Cefpodoxime is a third-generation cephalosporin antibiotic used to treat various bacterial infections such as respiratory tract infections, urinary tract infections, skin infections, and ear or throat infections, and it works by inhibiting bacterial cell wall synthesis, leading to bacterial death; it is commonly administered in its oral prodrug form, Cefpodoxime proxetil, which improves absorption and convenience, and its development traces back to the discovery of cephalosporin antibiotics in 1945 by Giuseppe Brotzu from the fungus Cephalosporium acremonium, followed by decades of advancement leading to third-generation cephalosporins like cefpodoxime that offer broader antibacterial activity and better resistance to beta-lactamase enzymes.
BRAND NAMES
Vantin – widely used in the US, Europe, and Asia
Orelox – used in some countries
Simpoxin – available in India and other regions
Cefprox – India
Ceporex – India
Cefspan – Middle East and Asian
MECHANISM OF ACTION
It binds to penicillin-binding proteins (PBPs) and blocks the transpeptidation step required for peptidoglycan cross-linking. This weakens the bacterial cell wall, causing it to rupture and leading to bacterial death (bactericidal action).
PHARMACOKINETICS
Absorption
Cefpodoxime is poorly absorbed in its active form, so it is given as a prodrug (cefpodoxime proxetil). After oral administration, it is absorbed from the gastrointestinal tract and converted into the active drug in the intestinal wall and liver.
Distribution
Cefpodoxime has a volume of distribution (Vd) of approximately 0.7–1.5 L/kg in adults, indicating moderate distribution throughout the body. This means the drug is not confined only to the bloodstream but also spreads into various tissues and body fluids such as lung tissue, tonsillar tissue, skin, and urinary tract fluids, where it exerts its antibacterial effect.
Metabolism
Cefpodoxime undergoes minimal metabolism in the body.

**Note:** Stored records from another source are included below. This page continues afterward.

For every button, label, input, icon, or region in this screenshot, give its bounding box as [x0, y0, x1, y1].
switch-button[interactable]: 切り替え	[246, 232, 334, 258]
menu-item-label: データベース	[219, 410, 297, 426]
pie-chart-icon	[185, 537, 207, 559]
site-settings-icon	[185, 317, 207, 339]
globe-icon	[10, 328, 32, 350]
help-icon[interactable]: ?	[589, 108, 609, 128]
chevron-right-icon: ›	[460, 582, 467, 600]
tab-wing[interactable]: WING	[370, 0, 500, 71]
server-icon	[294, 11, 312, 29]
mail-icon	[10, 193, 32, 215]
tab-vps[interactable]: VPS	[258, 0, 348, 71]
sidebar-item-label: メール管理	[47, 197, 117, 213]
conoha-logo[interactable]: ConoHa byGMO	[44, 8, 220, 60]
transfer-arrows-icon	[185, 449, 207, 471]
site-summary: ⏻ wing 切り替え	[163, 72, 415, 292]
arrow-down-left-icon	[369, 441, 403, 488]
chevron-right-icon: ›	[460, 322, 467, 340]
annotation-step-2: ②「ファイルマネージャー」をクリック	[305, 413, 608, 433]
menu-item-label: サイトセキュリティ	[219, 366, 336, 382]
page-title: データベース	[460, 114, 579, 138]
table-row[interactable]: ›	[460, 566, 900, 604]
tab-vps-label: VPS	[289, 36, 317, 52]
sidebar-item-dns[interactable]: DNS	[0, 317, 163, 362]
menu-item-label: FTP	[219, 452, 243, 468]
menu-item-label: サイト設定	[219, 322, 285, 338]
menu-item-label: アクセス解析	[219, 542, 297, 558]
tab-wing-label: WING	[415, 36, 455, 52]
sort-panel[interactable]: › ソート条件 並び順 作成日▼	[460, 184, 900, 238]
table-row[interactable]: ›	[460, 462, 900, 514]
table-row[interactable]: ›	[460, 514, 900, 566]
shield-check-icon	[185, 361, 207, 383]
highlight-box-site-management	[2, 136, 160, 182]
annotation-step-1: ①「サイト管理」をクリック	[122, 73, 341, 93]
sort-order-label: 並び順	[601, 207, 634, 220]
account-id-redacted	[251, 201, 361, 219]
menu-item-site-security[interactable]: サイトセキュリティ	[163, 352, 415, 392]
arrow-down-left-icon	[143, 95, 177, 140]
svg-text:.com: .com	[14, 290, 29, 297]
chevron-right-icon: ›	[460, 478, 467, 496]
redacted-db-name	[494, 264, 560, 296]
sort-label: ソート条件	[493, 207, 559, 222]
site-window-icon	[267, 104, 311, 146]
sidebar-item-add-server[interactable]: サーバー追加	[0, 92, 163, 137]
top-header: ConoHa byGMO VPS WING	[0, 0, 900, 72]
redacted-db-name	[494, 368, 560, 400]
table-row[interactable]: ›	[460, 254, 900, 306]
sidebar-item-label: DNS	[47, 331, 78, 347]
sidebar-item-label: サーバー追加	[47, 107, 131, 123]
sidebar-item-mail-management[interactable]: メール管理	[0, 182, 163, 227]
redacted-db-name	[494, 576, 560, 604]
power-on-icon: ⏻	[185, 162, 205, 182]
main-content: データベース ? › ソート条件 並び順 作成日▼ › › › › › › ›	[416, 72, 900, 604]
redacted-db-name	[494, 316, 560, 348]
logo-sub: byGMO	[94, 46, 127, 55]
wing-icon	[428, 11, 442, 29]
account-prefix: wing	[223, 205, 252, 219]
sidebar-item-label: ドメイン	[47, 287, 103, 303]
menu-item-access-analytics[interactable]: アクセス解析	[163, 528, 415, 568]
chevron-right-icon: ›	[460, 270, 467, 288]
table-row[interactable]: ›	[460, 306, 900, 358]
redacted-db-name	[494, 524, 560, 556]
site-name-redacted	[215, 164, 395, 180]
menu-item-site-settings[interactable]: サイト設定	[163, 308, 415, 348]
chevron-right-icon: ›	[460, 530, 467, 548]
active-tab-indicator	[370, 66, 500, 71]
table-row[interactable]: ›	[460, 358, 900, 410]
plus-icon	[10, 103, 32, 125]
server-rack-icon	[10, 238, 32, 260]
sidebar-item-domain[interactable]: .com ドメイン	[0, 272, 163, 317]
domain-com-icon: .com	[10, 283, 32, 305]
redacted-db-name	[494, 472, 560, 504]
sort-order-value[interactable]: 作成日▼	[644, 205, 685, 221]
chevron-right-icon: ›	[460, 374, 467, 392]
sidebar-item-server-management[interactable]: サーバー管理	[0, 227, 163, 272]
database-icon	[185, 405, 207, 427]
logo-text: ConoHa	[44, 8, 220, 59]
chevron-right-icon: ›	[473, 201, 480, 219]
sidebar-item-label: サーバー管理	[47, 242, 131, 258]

After oral administration as the prodrug cefpodoxime proxetil, it is converted to the active form mainly by intestinal and hepatic esterases. The drug itself is not extensively metabolized further, and most of the active cefpodoxime remains unchanged in the systemic circulation until it is excreted. This limited metabolism contributes to its predictable pharmacokinetic profile.
Excretion
Cefpodoxime is mainly excreted through the kidneys (renal excretion) in its unchanged active form. About 80% or more of the administered dose is eliminated in urine within 24 hours.Because of its renal clearance, the drug’s dose may need adjustment in patients with reduced kidney function to avoid accumulation.
PHARMACODYNAMICS
Cefpodoxime Proxetil is bactericidal, killing bacteria by binding to PBPs and disrupting cell wall synthesis. Its effectiveness depends on maintaining drug levels above the minimum inhibitory concentration (MIC).
ADIMINISTRATION
Cefpodoxime is administered orally as tablets or oral suspension. Since it is a prodrug (cefpodoxime proxetil), it is best taken with food to improve absorption. The dose and duration vary based on age, body weight, and severity of infection, and the full course should always be completed to ensure effective treatment and prevent resistance.
DOSAGE AND STRENGTH
Cefpodoxime is mainly excreted through the kidneys (renal excretion) in its unchanged active form. About 80% or more of the administered dose is eliminated in urine within 24 hours. Because of its renal clearance, the drug’s dose may need adjustment in patients with reduced kidney function to avoid accumulation.
DRUG INTERACTIONS
Cefpodoxime interacts with antacids, proton pump inhibitors, and probenecid, which can affect its absorption or increase drug levels.
FOOD INTERACTIONS
Cefpodoxime should generally be taken with food, as food increases its absorption and improves bioavailability. Taking it on an empty stomach may reduce how much of the drug is absorbed. There are no major harmful food restrictions, but it is best to maintain a regular diet while taking the medicine and avoid skipping meals when dosing.
Contraindications
Hypersensitivity to cefpodoxime or other cephalosporin antibiotics
History of severe allergic reaction (anaphylaxis) to penicillins or beta-lactam antibiotics
Caution in patients with severe renal impairment (dose adjustment required)
Not recommended in neonates unless prescribed by a specialis
SIDE EFFECTS
Diarrhea
Nausea
Vomiting
Abdominal pain
Headache
Dizziness
Skin rash
Allergic reactions
Rare: antibiotic-associated coliti
OVER DOSE
Taking an excessive amount of Cefpodoxime Proxetil can lead to nausea
Vomiting,
Diarrhea
Abdominal pain.
TOXICITY
Cefpodoxime toxicity is generally low. Overdose may cause nausea, vomiting, diarrhea, and abdominal discomfort. Rarely, high doses can lead to neurological effects like confusion or seizures, especially in patients with kidney problems. Treatment is supportive, and the drug can be removed by hemodialysis in severe cases.